Blood attracts and repels. It fascinates us because we need it; it disgusts us because it carries disease and gushes out of our bodies in unforeseen circumstances. An exhibition in Melbourne, Australia, set out to combine the tools of art and science to explore this tension.
The BLOOD: Attract and Repel exhibition at the Science Gallery Melbourne used multidisciplinary art pieces to provoke scientific curiosity. While science can provide the necessary facts, art can draw the viewer in and provide something tangible to understand and connect with on an emotional level.
Squashed mosquitoes oozing with blood are a sight most of us would be familiar with. Seoul-based photographer Jipil Jung creates his work to find meaning in everyday experiences. The Mums is a series of blood-stained photographs featuring mosquitoes that have feasted on the artist’s own blood. All of these mosquitoes are pregnant females; only expectant mothers feed on blood and it is essential for the growth of their young. Evidently this is a risky endeavour. Jung asks if would we be more receptive to the bite if it didn’t cause irritation, or If the mosquitoes carried something good instead of disease.
The virtual reality experience of John McGhee’s Stroke: Occlusion and Flow allowed viewers to navigate through blood vessels and discover the intricacies of what is happening when someone has a stroke. Created from actual stroke-patient data, Stroke takes the viewer on a journey through the arteries leading to, or within the brain, while experiencing the feeling of engulfment by arterial plaque closing in around them. The experience leaves people dodging and ducking around balls of plaque and red blood cells, peering into the depths of the aortic arch within the heart and returning to reality with a new understanding of the sobering truth about what can happen when we indulge a little too much in life’s luxuries.
Bio Yiluo’s Recycling, a huge fibreglass heart mounted on a traditional Chinese tricycle, a san lun che, has the power to arouse a range of emotions. Conventionally, this rickety tricycle is used for collecting goods to be recycled, paper, cardboard and wood; but what if it were to collect human organs for illegal trade?
A feast for almost all the senses, You Beaut delivers a deliciously provocative encounter with the female reproductive system and menstruation made from cake frosting and sweets, graffitied in a toilet block. Addressing this historically avoided and shamed topic, the art collective Hotham Street Ladies say it is time we celebrate menstruation as an important, life-establishing process.

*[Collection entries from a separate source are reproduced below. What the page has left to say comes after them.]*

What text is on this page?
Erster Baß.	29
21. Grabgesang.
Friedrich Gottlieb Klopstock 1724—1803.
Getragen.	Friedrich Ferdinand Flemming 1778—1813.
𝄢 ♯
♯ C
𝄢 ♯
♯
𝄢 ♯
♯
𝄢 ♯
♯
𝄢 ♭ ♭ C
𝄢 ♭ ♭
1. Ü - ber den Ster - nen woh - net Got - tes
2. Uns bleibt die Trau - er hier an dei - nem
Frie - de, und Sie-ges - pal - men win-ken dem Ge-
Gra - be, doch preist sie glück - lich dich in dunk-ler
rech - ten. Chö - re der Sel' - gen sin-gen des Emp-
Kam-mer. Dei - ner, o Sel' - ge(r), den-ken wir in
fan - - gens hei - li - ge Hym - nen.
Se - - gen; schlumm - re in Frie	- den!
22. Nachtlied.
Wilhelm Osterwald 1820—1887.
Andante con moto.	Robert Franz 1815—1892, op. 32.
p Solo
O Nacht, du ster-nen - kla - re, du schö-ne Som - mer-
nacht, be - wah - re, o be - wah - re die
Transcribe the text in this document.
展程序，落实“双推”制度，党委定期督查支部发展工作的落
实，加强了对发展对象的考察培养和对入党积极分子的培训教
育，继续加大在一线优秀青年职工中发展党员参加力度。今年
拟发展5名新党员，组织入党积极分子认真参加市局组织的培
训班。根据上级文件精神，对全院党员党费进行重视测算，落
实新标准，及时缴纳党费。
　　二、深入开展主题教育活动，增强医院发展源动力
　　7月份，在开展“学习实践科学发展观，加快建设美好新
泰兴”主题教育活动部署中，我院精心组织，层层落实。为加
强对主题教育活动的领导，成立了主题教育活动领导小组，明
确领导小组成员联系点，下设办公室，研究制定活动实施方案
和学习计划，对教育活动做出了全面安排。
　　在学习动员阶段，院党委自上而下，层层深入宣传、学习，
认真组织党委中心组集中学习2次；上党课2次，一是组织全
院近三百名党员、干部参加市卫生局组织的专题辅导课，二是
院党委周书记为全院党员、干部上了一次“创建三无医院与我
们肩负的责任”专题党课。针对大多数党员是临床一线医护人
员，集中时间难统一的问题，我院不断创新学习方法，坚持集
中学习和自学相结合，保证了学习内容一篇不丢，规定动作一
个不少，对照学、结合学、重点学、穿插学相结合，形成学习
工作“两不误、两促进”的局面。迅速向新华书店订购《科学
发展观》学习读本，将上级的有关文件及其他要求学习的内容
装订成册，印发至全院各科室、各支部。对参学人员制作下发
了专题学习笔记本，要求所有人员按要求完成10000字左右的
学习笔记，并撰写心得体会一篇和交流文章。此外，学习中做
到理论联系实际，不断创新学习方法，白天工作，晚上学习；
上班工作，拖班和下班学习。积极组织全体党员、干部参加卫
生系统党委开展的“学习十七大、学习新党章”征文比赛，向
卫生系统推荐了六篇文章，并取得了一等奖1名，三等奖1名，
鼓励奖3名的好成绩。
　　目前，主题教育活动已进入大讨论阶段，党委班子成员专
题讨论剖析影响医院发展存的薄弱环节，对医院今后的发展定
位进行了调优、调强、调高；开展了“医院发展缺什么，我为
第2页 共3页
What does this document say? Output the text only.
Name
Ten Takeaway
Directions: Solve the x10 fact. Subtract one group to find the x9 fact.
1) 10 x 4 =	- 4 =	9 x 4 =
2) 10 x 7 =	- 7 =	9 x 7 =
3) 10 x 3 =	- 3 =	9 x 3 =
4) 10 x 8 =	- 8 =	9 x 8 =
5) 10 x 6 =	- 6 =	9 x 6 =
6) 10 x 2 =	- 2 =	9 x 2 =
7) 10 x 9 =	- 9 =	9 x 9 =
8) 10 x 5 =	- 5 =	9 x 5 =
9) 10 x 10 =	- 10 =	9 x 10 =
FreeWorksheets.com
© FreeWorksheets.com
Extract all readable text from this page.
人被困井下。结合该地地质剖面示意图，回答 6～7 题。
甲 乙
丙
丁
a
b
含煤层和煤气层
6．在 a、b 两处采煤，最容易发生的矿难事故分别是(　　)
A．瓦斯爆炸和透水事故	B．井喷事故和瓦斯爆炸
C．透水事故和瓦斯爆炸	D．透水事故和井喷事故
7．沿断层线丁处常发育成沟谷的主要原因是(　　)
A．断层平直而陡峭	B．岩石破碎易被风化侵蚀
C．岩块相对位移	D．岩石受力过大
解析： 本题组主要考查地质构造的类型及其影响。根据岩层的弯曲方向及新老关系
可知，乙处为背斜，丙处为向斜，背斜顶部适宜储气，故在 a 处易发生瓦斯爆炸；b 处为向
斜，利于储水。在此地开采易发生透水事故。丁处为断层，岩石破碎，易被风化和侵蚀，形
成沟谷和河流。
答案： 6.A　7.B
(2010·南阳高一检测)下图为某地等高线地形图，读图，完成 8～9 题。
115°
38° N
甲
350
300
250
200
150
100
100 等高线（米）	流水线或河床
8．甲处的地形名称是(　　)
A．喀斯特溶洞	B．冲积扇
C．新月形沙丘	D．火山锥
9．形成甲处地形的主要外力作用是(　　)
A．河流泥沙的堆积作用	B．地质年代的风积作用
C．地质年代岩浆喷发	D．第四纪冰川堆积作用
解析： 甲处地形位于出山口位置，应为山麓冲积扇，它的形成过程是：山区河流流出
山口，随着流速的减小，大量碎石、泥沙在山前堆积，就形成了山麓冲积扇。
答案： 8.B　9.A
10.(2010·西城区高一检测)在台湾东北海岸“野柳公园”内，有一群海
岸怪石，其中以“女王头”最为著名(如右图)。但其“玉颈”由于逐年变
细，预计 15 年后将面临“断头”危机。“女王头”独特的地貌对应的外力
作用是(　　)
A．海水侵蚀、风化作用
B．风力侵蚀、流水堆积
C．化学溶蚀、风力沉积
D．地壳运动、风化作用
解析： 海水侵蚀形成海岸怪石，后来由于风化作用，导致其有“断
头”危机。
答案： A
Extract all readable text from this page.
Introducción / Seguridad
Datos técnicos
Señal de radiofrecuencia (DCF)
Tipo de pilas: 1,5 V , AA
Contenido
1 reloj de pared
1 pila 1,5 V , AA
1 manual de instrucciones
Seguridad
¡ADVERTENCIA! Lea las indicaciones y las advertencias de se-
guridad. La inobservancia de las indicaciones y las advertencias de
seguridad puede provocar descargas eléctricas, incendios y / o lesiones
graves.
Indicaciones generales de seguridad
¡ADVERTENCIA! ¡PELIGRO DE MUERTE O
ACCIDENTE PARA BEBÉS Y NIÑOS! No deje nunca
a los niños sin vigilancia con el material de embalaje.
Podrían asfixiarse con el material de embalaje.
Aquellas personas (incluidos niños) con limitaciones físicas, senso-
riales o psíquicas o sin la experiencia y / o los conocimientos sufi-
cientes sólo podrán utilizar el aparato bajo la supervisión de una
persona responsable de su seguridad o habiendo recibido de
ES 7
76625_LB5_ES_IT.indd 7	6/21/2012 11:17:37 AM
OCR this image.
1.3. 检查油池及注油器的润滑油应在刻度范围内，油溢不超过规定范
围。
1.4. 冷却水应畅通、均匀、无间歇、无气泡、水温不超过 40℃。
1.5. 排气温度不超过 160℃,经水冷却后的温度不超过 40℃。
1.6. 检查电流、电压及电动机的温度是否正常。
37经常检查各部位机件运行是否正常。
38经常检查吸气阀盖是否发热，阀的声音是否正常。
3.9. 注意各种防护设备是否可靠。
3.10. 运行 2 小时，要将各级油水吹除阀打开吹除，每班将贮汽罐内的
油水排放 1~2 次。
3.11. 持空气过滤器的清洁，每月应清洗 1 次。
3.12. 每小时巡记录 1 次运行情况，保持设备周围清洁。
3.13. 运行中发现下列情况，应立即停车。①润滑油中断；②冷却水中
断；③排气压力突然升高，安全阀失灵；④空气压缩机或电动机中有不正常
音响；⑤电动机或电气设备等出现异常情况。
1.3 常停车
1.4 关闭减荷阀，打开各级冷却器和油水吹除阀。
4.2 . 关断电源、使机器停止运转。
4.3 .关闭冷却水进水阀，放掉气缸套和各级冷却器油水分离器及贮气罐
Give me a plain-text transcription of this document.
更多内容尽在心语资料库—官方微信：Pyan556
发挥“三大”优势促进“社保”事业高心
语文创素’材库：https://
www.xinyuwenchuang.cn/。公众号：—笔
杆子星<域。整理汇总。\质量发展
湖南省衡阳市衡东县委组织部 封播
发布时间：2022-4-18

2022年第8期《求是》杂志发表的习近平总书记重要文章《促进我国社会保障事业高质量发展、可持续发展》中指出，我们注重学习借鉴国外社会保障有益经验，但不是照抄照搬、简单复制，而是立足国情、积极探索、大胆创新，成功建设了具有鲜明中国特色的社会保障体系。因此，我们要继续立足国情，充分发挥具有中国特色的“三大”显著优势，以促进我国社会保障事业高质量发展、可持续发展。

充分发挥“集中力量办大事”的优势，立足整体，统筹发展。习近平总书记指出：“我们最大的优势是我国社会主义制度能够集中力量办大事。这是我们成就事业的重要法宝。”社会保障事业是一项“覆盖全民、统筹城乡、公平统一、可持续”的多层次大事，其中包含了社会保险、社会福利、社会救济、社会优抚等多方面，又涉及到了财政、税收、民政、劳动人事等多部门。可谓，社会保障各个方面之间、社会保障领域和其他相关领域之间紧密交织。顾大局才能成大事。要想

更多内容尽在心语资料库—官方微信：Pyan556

The artists were motivated to make a uterine mark in the graffiti world to counteract the ever-present phallic representations typically seen in toilet stalls.
In Penny Byrne’s Blood Diamond, a large, healthy, levitating 3D-printed red blood cell is stationed in the back of a dark room, illuminated periodically. This artwork explores fascinating new technologies to detect malaria, a mosquito-borne disease which continues to kill more than 400,000 people a year. These technologies, used in conjunction with one another, can detect a malaria-infected cell cheaply, instantly and significantly earlier in infection than current tests, even before symptoms are evident.
The first technology uses sound waves to levitate or float drops of blood; the second uses infrared light reflected off a diamond and shone through the droplets of floating blood. Malaria-infected blood absorbs light differently than normal blood due to the presence of fatty acids that reveal the presence of the malaria parasite.
To experience this immersive piece, users wore an augmented-reality headset to see other blood cells in the room; these new cells are dimpled and have rough edges, signifying malarial infection.
Is all blood created equal? Jordan Eagle’s work is part of a larger project, also called Blood Equality, that aims to stop stigmatisation and bring equality to blood donation. The work is composed of panels of crackled, crystallised blood donated by people who, due to being members of ‘high-risk’ groups, are not wanted as blood donors. Visitors are invited to immerse themselves within this rejected blood.
In the US, Britain and Australia, sexually active gay, bisexual and transgender people must abstain for a year if they wish to donate blood, although tests can now detect the HIV virus in blood within seven to 10 days after infection. The policy, the work points out, does not reflect the science.
BLOOD: Attract and Repel was hosted at the Science Gallery Melbourne in August and September of 2017. Much of the exhibition was then displayed in London until November.